When you walk into a room filled with strangers, what are your initial thoughts? Do you imagine the best possible scenario? Do you think, These people are interested in me and can’t wait to meet me? Or do you think the worst? These people think I’m fat . . . boring . . . stupid . . . and they don’t want to have anything to do with me. They can see that there’s something about me that’s different or somehow unlikable. I’m going to take a wild guess and presume you do not work for a psychic network. Therefore, you do not actually know what’s in another person’s mind. Many of us feel as if the world is scrutinizing us and finding us wanting. Believing that other people are thinking the worst can also be subtle. Consider the following examples:
Arturo sat on the couch in my office, telling me about his weekend. He’d seen a movie and spent time with his girlfriend, and he also played golf all day on Sunday. I listened without interruption or comment. I didn’t speak. I didn’t say a single word. He looked at me and nodded. “You’re right, I should have done some work this weekend. I can’t believe how lazy I am.” On another occasion, Corinne wept in frustration as she described a recent problem at work. She blew her nose and grabbed tissues from the box, taking the last of them. She shook her head apologetically. “You probably think I’m such a crybaby.”
More recently my friend Kellie and I had dinner, and at the end of the meal, she ordered dessert. After giving the server an order for apple pie a la mode, Kellie gave me a sheepish look. “I know what you’re thinking,” she said. “I have no business eating apple pie.” I didn’t think Arturo was lazy. I didn’t think Corinne was a crybaby. I didn’t think that Kellie had no business ordering dessert.
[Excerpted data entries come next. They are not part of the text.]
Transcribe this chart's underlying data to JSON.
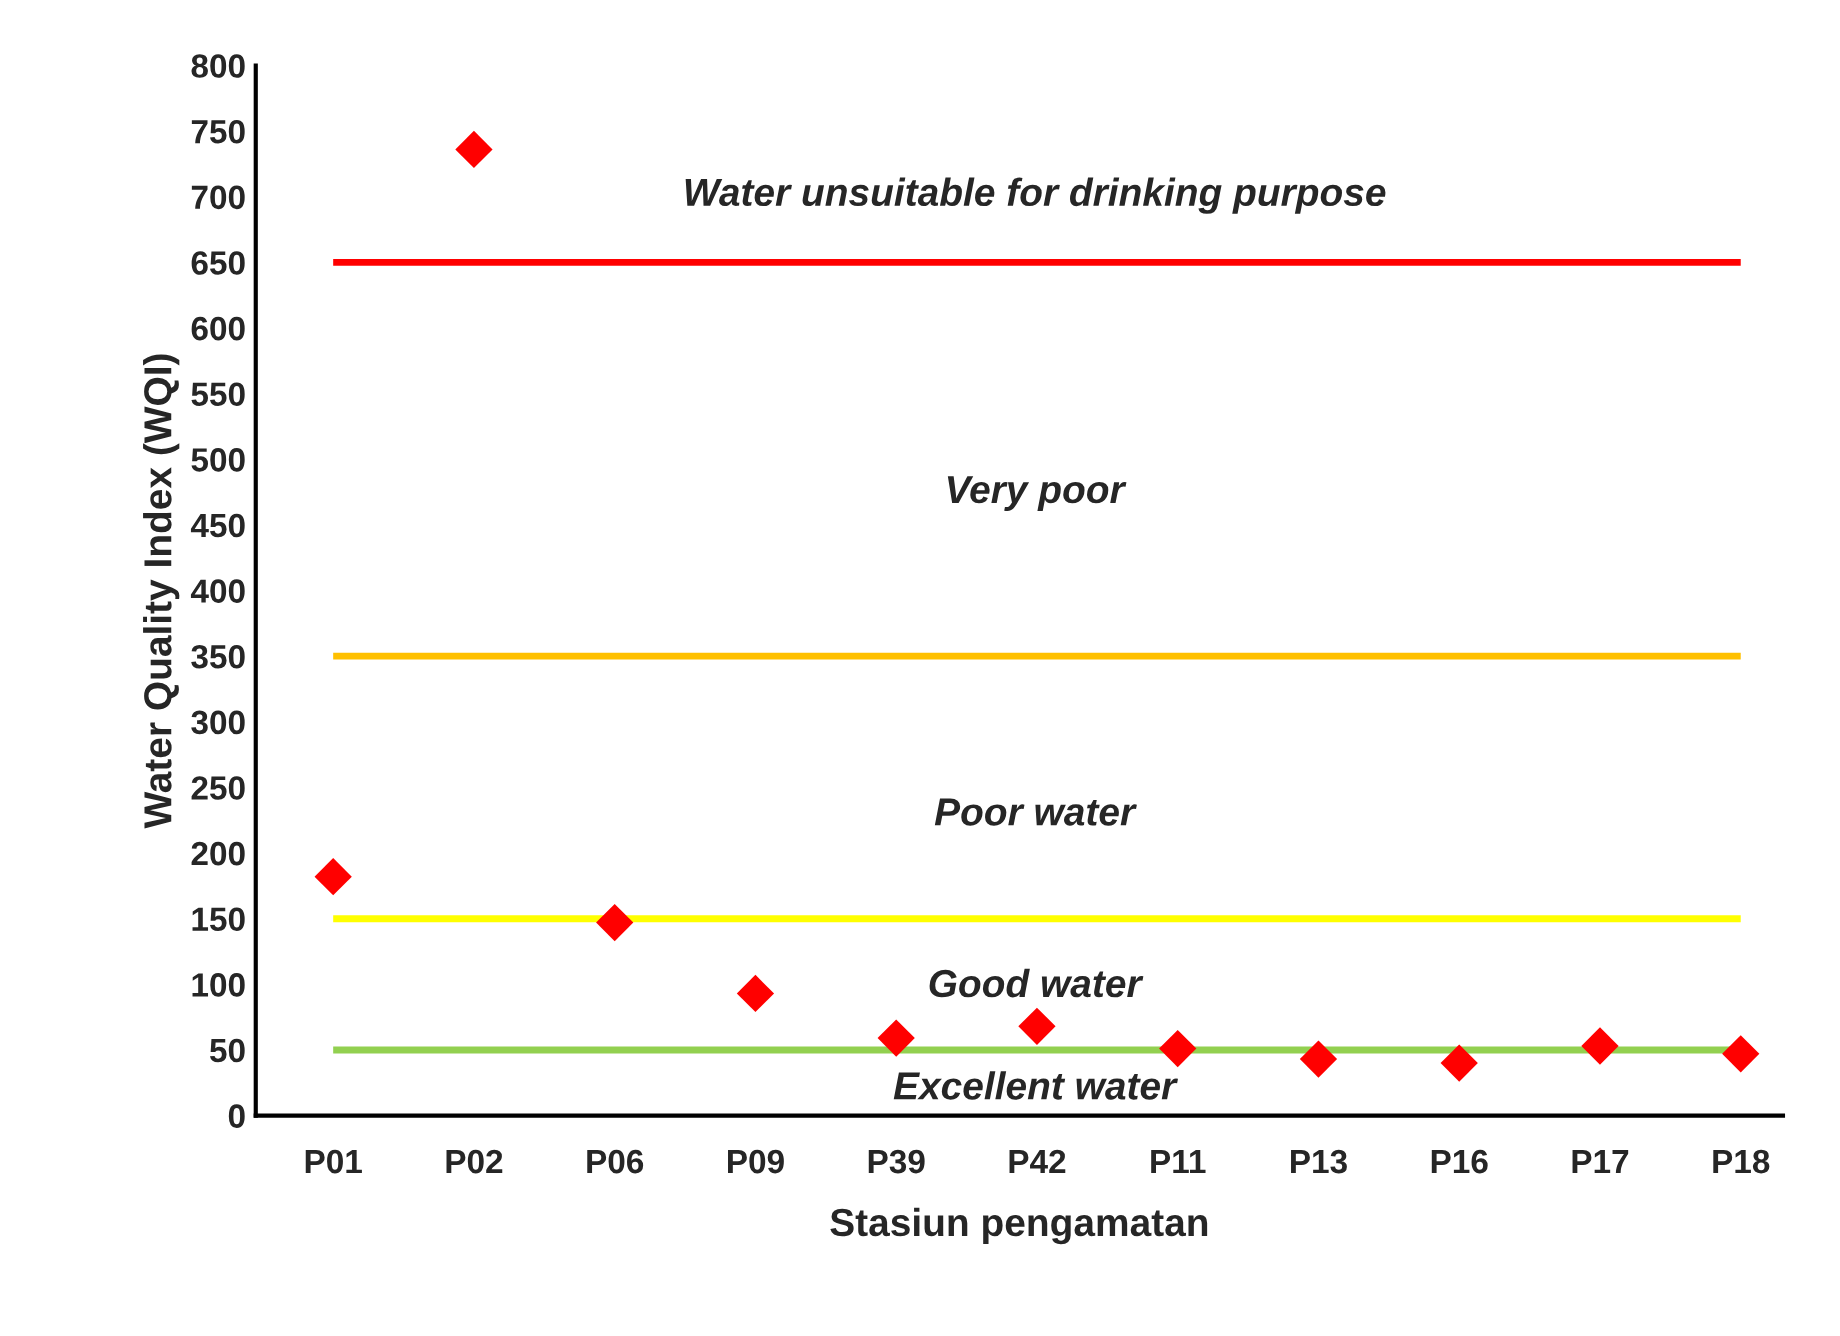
{
  "chart_data": {
    "type": "scatter",
    "xlabel": "Stasiun pengamatan",
    "ylabel": "Water Quality Index (WQI)",
    "categories": [
      "P01",
      "P02",
      "P06",
      "P09",
      "P39",
      "P42",
      "P11",
      "P13",
      "P16",
      "P17",
      "P18"
    ],
    "series": [
      {
        "color": "#ff0000",
        "values": [
          182,
          736,
          147,
          93,
          59,
          68,
          51,
          43,
          40,
          53,
          47
        ]
      }
    ],
    "marker": "diamond",
    "ylim": [
      0,
      800
    ],
    "yticks": [
      0,
      50,
      100,
      150,
      200,
      250,
      300,
      350,
      400,
      450,
      500,
      550,
      600,
      650,
      700,
      750,
      800
    ],
    "grid": false,
    "legend": false,
    "ref_lines": [
      {
        "axis": "y",
        "value": 650,
        "color": "#ff0000"
      },
      {
        "axis": "y",
        "value": 350,
        "color": "#ffc000"
      },
      {
        "axis": "y",
        "value": 150,
        "color": "#ffff00"
      },
      {
        "axis": "y",
        "value": 50,
        "color": "#92d050"
      }
    ],
    "annotations": [
      "Water unsuitable for drinking purpose",
      "Very poor",
      "Poor water",
      "Good water",
      "Excellent water"
    ]
  }
}
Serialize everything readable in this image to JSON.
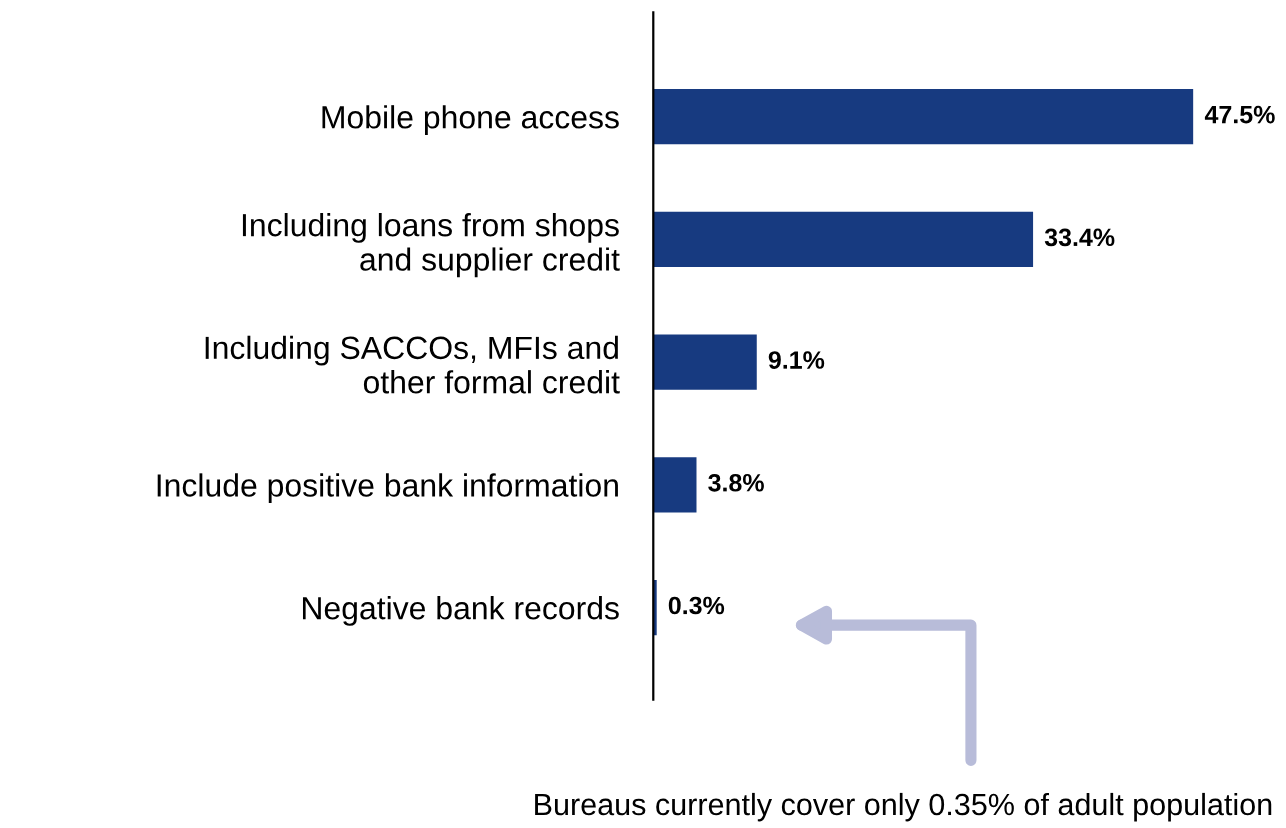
{
  "chart_data": {
    "type": "bar",
    "orientation": "horizontal",
    "categories": [
      "Mobile phone access",
      "Including loans from shops\nand supplier credit",
      "Including SACCOs, MFIs and\nother formal credit",
      "Include positive bank information",
      "Negative bank records"
    ],
    "values": [
      47.5,
      33.4,
      9.1,
      3.8,
      0.3
    ],
    "value_labels": [
      "47.5%",
      "33.4%",
      "9.1%",
      "3.8%",
      "0.3%"
    ],
    "color": "#173a80",
    "grid": false,
    "legend": false,
    "annotations": [
      "Bureaus currently cover only 0.35% of adult population"
    ]
  }
}
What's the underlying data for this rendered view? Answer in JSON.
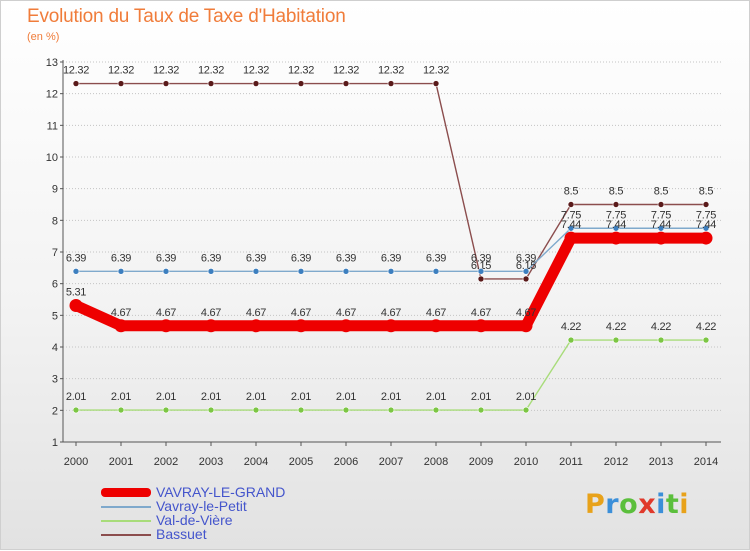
{
  "chart_data": {
    "type": "line",
    "title": "Evolution du Taux de Taxe d'Habitation",
    "ylabel": "(en %)",
    "xlabel": "",
    "ylim": [
      1,
      13
    ],
    "yticks": [
      "1",
      "2",
      "3",
      "4",
      "5",
      "6",
      "7",
      "8",
      "9",
      "10",
      "11",
      "12",
      "13"
    ],
    "categories": [
      "2000",
      "2001",
      "2002",
      "2003",
      "2004",
      "2005",
      "2006",
      "2007",
      "2008",
      "2009",
      "2010",
      "2011",
      "2012",
      "2013",
      "2014"
    ],
    "series": [
      {
        "name": "Bassuet",
        "color": "#8b4d4d",
        "marker_color": "#5a1a1a",
        "values": [
          12.32,
          12.32,
          12.32,
          12.32,
          12.32,
          12.32,
          12.32,
          12.32,
          12.32,
          6.15,
          6.15,
          8.5,
          8.5,
          8.5,
          8.5
        ],
        "labels": [
          "12.32",
          "12.32",
          "12.32",
          "12.32",
          "12.32",
          "12.32",
          "12.32",
          "12.32",
          "12.32",
          "6.15",
          "6.15",
          "8.5",
          "8.5",
          "8.5",
          "8.5"
        ]
      },
      {
        "name": "Vavray-le-Petit",
        "color": "#7fa9cc",
        "marker_color": "#3d7fbf",
        "values": [
          6.39,
          6.39,
          6.39,
          6.39,
          6.39,
          6.39,
          6.39,
          6.39,
          6.39,
          6.39,
          6.39,
          7.75,
          7.75,
          7.75,
          7.75
        ],
        "labels": [
          "6.39",
          "6.39",
          "6.39",
          "6.39",
          "6.39",
          "6.39",
          "6.39",
          "6.39",
          "6.39",
          "6.39",
          "6.39",
          "7.75",
          "7.75",
          "7.75",
          "7.75"
        ]
      },
      {
        "name": "Val-de-Vière",
        "color": "#a8dc7a",
        "marker_color": "#7cc644",
        "values": [
          2.01,
          2.01,
          2.01,
          2.01,
          2.01,
          2.01,
          2.01,
          2.01,
          2.01,
          2.01,
          2.01,
          4.22,
          4.22,
          4.22,
          4.22
        ],
        "labels": [
          "2.01",
          "2.01",
          "2.01",
          "2.01",
          "2.01",
          "2.01",
          "2.01",
          "2.01",
          "2.01",
          "2.01",
          "2.01",
          "4.22",
          "4.22",
          "4.22",
          "4.22"
        ]
      },
      {
        "name": "VAVRAY-LE-GRAND",
        "color": "#ee0000",
        "marker_color": "#ee0000",
        "thick": true,
        "values": [
          5.31,
          4.67,
          4.67,
          4.67,
          4.67,
          4.67,
          4.67,
          4.67,
          4.67,
          4.67,
          4.67,
          7.44,
          7.44,
          7.44,
          7.44
        ],
        "labels": [
          "5.31",
          "4.67",
          "4.67",
          "4.67",
          "4.67",
          "4.67",
          "4.67",
          "4.67",
          "4.67",
          "4.67",
          "4.67",
          "7.44",
          "7.44",
          "7.44",
          "7.44"
        ]
      }
    ],
    "legend": [
      {
        "name": "VAVRAY-LE-GRAND",
        "color": "#ee0000",
        "thick": true
      },
      {
        "name": "Vavray-le-Petit",
        "color": "#7fa9cc",
        "thick": false
      },
      {
        "name": "Val-de-Vière",
        "color": "#a8dc7a",
        "thick": false
      },
      {
        "name": "Bassuet",
        "color": "#8b4d4d",
        "thick": false
      }
    ]
  },
  "logo": {
    "letters": [
      "P",
      "r",
      "o",
      "x",
      "i",
      "t",
      "i"
    ],
    "colors": [
      "#e8a21a",
      "#3b8fd9",
      "#5bbf3c",
      "#e0392b",
      "#3b8fd9",
      "#5bbf3c",
      "#e8a21a"
    ]
  }
}
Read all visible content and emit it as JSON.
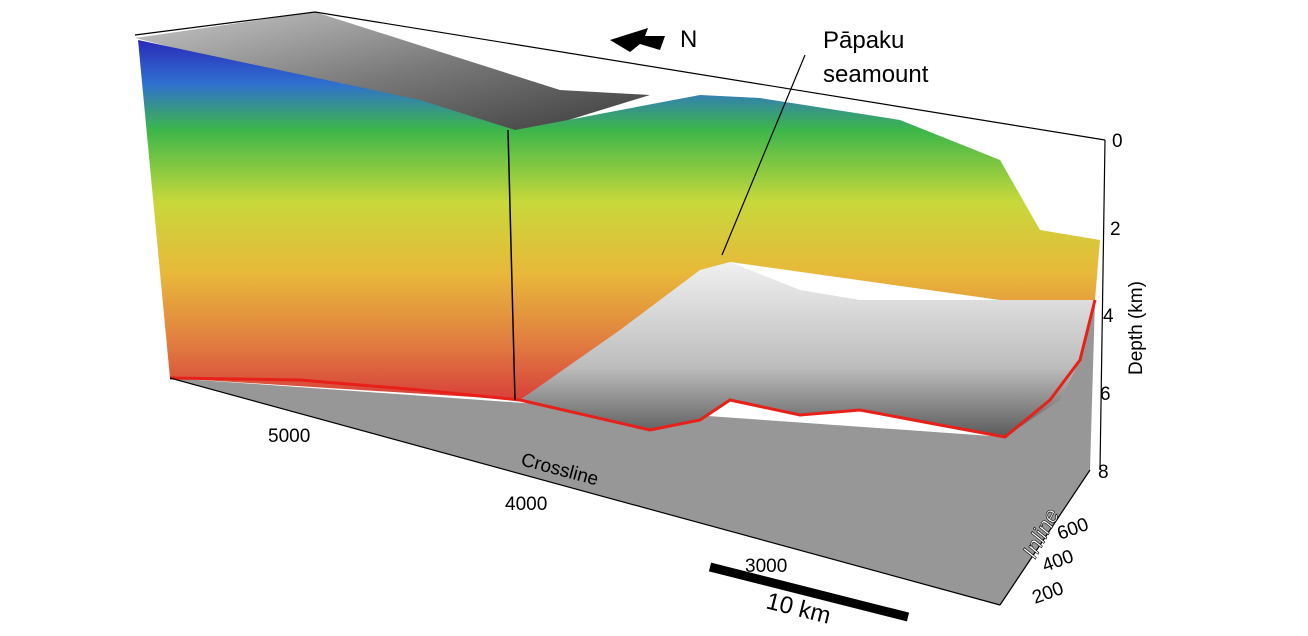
{
  "north_label": "N",
  "annotation": {
    "lines": [
      "Pāpaku",
      "seamount"
    ]
  },
  "depth_axis": {
    "label": "Depth (km)",
    "ticks": [
      "0",
      "2",
      "4",
      "6",
      "8"
    ]
  },
  "crossline_axis": {
    "label": "Crossline",
    "ticks": [
      "5000",
      "4000",
      "3000"
    ]
  },
  "inline_axis": {
    "label": "Inline",
    "ticks": [
      "600",
      "400",
      "200"
    ]
  },
  "scale_bar": {
    "label": "10 km"
  }
}
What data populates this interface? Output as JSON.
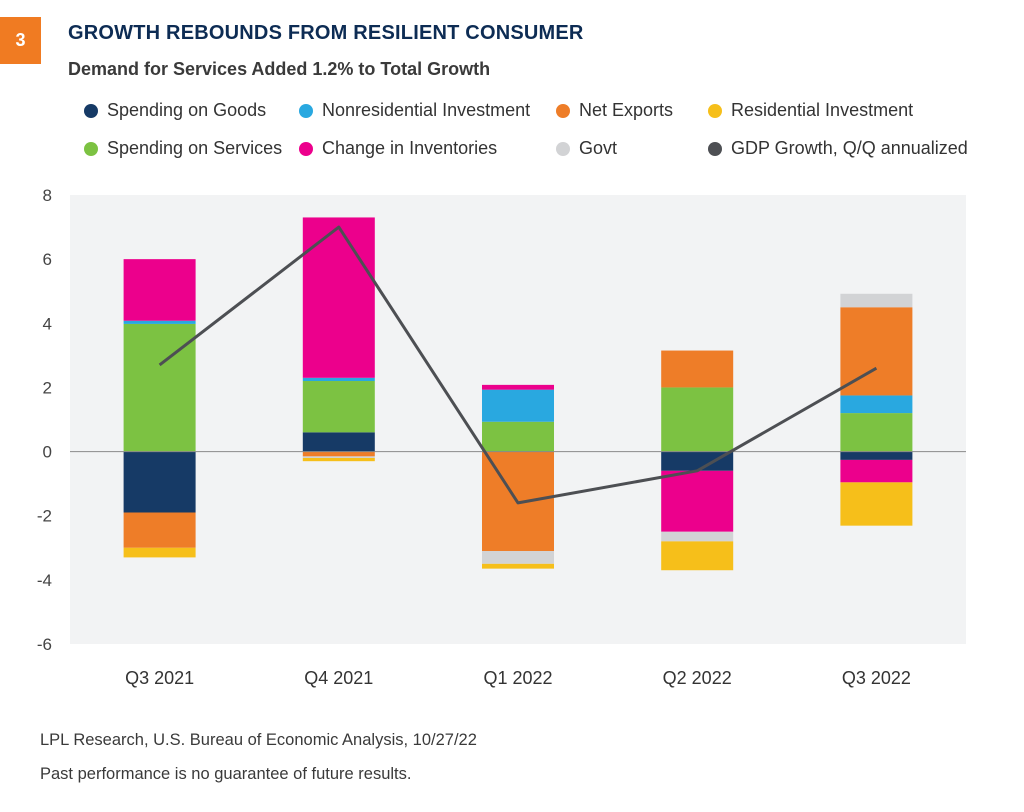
{
  "badge": {
    "label": "3",
    "color": "#f07b22"
  },
  "header": {
    "title": "GROWTH REBOUNDS FROM RESILIENT CONSUMER",
    "subtitle": "Demand for Services Added 1.2% to Total Growth"
  },
  "footer": {
    "source": "LPL Research, U.S. Bureau of Economic Analysis,  10/27/22",
    "disclaimer": "Past performance is no guarantee of future results."
  },
  "chart_data": {
    "type": "bar",
    "stacked": true,
    "title": "GROWTH REBOUNDS FROM RESILIENT CONSUMER",
    "subtitle": "Demand for Services Added 1.2% to Total Growth",
    "categories": [
      "Q3 2021",
      "Q4 2021",
      "Q1 2022",
      "Q2 2022",
      "Q3 2022"
    ],
    "ylim": [
      -6,
      8
    ],
    "yticks": [
      8,
      6,
      4,
      2,
      0,
      -2,
      -4,
      -6
    ],
    "grid": false,
    "legend_position": "top",
    "series": [
      {
        "name": "Spending on Goods",
        "color": "#163a66",
        "values": [
          -1.9,
          0.6,
          0.0,
          -0.6,
          -0.26
        ]
      },
      {
        "name": "Spending on Services",
        "color": "#7cc242",
        "values": [
          3.98,
          1.6,
          0.93,
          2.0,
          1.2
        ]
      },
      {
        "name": "Nonresidential Investment",
        "color": "#29a8e0",
        "values": [
          0.1,
          0.1,
          1.0,
          0.0,
          0.55
        ]
      },
      {
        "name": "Change in Inventories",
        "color": "#ec008c",
        "values": [
          1.92,
          5.0,
          0.15,
          -1.9,
          -0.7
        ]
      },
      {
        "name": "Net Exports",
        "color": "#ee7d28",
        "values": [
          -1.1,
          -0.15,
          -3.1,
          1.15,
          2.75
        ]
      },
      {
        "name": "Govt",
        "color": "#d2d3d5",
        "values": [
          0.0,
          -0.05,
          -0.4,
          -0.3,
          0.42
        ]
      },
      {
        "name": "Residential Investment",
        "color": "#f6bf1a",
        "values": [
          -0.3,
          -0.1,
          -0.15,
          -0.9,
          -1.35
        ]
      }
    ],
    "line": {
      "name": "GDP Growth, Q/Q annualized",
      "color": "#4d4f53",
      "values": [
        2.7,
        7.0,
        -1.6,
        -0.6,
        2.6
      ]
    },
    "legend_order": [
      "Spending on Goods",
      "Nonresidential Investment",
      "Net Exports",
      "Residential Investment",
      "Spending on Services",
      "Change in Inventories",
      "Govt",
      "GDP Growth, Q/Q annualized"
    ]
  }
}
Arturo, Corinne, and Kellie were projecting the critical thoughts they had about themselves onto me and then believing that I was thinking the same thoughts. So where did those critical perceptions come from? They came from the usual place: the past. Arturo’s father always accused him of being a slacker, and he had internalized that view of himself. He thought I was viewing him through his father’s eyes. Corinne grew up in a family that didn’t tolerate emotions or tears, which were viewed as signs of weakness. She imagined that I was viewing her tears contemptuously, as her family members did whenever someone expressed emotion. Kellie’s mother constantly monitored her weight, and Kellie thought I was doing so too. She transferred the shaming experience with her mother onto me. If you think other people are critical, indifferent, exasperated, or angry, you’re a lot more likely to use food as a substitute for love and comfort. Conversely, when you trust that others like you and think the best of you, you feel good. When you feel good, there’s no need to distract yourself with food.